A OMS divulgou relatório em que destaca os notáveis avanços das pesquisas genéticas que 'podem salvar milhões de pessoas, principalmente nos países em desenvolvimento com doenças como a Aids, malária e tuberculose'
O documento 'Genoma humano e saúde mundial', elaborado por 14 especialistas, cita Brasil, China, Índia e Cuba como exceções à regra de que pesquisa genética só se faz em países ricos.
O relatório lembra que nos últimos anos, equipes de especialistas trabalham na busca do genoma humano completo, que teria de 28.000 a 40.000 genes ou segmentos de DNA portadores de informação requerida para cada função biológica em qualquer ser vivo'.
Acrescenta que os cientistas também mapearam os genomas e patógenos importantes, vetores de doenças e plantas. Entre os resultados alcançados até agora com as pesquisas genéticas, o relatório destaca 'um mosquito que não pode hospedar o parasita da malária, causador de muitas mortes nos países em desenvolvimento'.
Menciona também o desenvolvimento, na Índia, de uma vacina experimental contra o principal tipo de malária naquele país, criada por uma equipe do Centro de Pesquisa Genética de Nova Déli.
O estudo do genoma humano, segundo a OMS, está abrindo campo para outros estudos genéticos como os realizados no Brasil pela equipe do Instituto Ludwig em SP, que pesquisa o genoma do câncer. Os cientistas brasileiros foram pioneiros da decodificação do DNA da Xylela, uma praga que ataca os laranjais.
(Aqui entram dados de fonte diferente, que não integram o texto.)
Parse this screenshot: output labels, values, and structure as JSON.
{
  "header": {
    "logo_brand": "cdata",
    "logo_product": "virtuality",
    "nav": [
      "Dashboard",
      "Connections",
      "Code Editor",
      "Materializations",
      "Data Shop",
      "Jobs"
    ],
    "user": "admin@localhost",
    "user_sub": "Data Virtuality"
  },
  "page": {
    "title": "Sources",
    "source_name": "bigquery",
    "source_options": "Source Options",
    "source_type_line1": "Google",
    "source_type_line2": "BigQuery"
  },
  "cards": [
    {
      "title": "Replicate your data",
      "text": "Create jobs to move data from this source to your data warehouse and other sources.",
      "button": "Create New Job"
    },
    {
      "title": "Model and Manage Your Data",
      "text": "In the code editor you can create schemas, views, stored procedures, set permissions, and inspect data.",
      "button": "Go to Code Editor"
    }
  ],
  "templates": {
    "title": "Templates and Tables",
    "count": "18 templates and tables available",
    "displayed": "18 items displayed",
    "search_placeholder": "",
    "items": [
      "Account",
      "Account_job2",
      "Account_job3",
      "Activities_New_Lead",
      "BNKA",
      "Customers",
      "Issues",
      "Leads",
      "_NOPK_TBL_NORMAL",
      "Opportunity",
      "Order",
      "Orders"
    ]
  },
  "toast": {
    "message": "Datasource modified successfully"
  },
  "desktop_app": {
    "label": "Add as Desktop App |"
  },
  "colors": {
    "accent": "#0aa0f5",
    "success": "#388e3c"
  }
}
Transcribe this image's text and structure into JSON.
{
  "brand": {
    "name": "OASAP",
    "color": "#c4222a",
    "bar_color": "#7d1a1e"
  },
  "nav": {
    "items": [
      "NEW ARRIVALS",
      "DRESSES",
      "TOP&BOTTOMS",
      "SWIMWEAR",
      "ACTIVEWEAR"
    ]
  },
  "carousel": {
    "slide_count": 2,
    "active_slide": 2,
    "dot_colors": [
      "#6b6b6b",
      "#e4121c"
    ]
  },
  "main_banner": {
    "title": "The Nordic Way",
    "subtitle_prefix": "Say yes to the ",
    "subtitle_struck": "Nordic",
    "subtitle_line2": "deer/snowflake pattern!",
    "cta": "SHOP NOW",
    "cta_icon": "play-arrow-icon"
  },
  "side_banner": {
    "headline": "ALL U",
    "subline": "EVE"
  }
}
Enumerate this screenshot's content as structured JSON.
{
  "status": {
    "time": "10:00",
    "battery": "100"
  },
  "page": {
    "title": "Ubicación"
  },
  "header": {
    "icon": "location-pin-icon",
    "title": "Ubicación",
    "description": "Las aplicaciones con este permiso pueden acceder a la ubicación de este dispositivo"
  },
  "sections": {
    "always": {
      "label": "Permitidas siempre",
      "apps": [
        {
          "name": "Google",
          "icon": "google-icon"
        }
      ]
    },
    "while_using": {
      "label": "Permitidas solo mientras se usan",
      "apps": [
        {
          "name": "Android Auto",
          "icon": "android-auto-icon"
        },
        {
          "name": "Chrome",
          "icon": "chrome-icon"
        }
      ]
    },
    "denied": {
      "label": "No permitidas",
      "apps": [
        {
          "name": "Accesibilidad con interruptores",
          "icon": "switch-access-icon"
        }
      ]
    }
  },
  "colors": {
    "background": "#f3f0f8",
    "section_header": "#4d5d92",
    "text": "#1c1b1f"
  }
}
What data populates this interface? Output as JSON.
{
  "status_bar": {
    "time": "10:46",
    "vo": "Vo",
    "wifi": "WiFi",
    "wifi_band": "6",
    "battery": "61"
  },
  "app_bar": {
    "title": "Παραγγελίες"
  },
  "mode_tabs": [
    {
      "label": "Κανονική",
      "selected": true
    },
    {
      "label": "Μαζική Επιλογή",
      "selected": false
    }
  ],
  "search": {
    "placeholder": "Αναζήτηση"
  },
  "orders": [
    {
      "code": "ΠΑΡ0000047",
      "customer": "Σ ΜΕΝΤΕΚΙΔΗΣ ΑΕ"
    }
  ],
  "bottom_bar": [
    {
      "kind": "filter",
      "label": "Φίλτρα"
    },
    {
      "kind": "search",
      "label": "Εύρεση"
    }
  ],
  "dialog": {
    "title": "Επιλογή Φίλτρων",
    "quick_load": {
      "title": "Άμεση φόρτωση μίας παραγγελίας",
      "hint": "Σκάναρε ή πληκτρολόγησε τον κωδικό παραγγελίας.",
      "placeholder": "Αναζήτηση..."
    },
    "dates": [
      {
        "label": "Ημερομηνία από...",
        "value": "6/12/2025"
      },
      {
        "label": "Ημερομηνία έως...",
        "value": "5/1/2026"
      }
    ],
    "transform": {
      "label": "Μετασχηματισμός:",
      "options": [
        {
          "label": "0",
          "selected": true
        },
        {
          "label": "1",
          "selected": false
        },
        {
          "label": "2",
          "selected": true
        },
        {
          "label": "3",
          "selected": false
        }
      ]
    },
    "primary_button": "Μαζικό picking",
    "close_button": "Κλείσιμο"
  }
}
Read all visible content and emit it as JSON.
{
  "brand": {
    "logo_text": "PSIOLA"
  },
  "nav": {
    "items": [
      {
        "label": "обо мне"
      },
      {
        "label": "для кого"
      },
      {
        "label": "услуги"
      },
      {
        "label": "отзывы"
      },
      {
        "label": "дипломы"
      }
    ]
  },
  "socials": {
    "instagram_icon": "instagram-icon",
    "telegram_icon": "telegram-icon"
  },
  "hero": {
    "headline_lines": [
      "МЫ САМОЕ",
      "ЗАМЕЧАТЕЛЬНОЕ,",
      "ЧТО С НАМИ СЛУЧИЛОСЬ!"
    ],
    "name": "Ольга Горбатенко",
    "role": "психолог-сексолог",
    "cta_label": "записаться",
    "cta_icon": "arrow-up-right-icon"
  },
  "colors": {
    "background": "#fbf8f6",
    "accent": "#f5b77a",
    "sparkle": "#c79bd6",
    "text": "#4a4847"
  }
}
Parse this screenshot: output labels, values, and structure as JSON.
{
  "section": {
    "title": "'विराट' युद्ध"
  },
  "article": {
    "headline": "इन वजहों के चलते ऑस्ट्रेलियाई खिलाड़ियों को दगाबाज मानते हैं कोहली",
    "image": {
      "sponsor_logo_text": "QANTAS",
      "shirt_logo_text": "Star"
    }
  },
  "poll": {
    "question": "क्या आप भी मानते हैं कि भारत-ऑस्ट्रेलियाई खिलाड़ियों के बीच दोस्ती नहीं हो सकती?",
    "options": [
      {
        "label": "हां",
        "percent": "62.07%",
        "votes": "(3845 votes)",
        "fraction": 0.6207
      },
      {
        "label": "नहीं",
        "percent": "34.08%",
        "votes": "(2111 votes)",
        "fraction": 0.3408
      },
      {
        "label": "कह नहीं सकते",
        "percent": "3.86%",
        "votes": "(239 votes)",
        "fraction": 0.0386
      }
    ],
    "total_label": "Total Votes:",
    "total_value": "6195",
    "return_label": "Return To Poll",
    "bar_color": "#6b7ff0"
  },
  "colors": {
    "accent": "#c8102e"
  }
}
O documento destaca que o estudo do genoma humano permitiu obter dois novos tipos de vacinas contra a tuberculose, uma das quais já se encontra em fase de testes clínicos, e uma vacina contra a meningite B, pelo instituto J. Finlay de Cuba'. Isso, na opinião da equipe da OMS 'demonstra o potencial dos países em desenvolvimento na área da biotecnologia'.
O estudo sobre o genoma humano 'se for bem desenvolvido, pode mudar completamente os serviços de saúde', comenta a diretora-geral da OMS, Gro Brundtland, na introdução do relatório. Segundo o responsável da OMS, a pesquisa genética 'pode permitir, especialmente aos países mais pobres, pular etapas do desenvolvimento médico'.
O principal autor do relatório, o professor de medicina molecular da Universidade de Oxford David Weatherall afirma que o documento 'ilustra como a comunidade mundial poderia utilizar a genética para erradicar doenças como a malária, a tuberculose e a Aids'.
Ressalta que a pesquisa genética também permitirá enfrentar outras doenças como 'cardiopatias, diabetes e câncer' que 'paralisam os sistemas de saúde em todos os países'.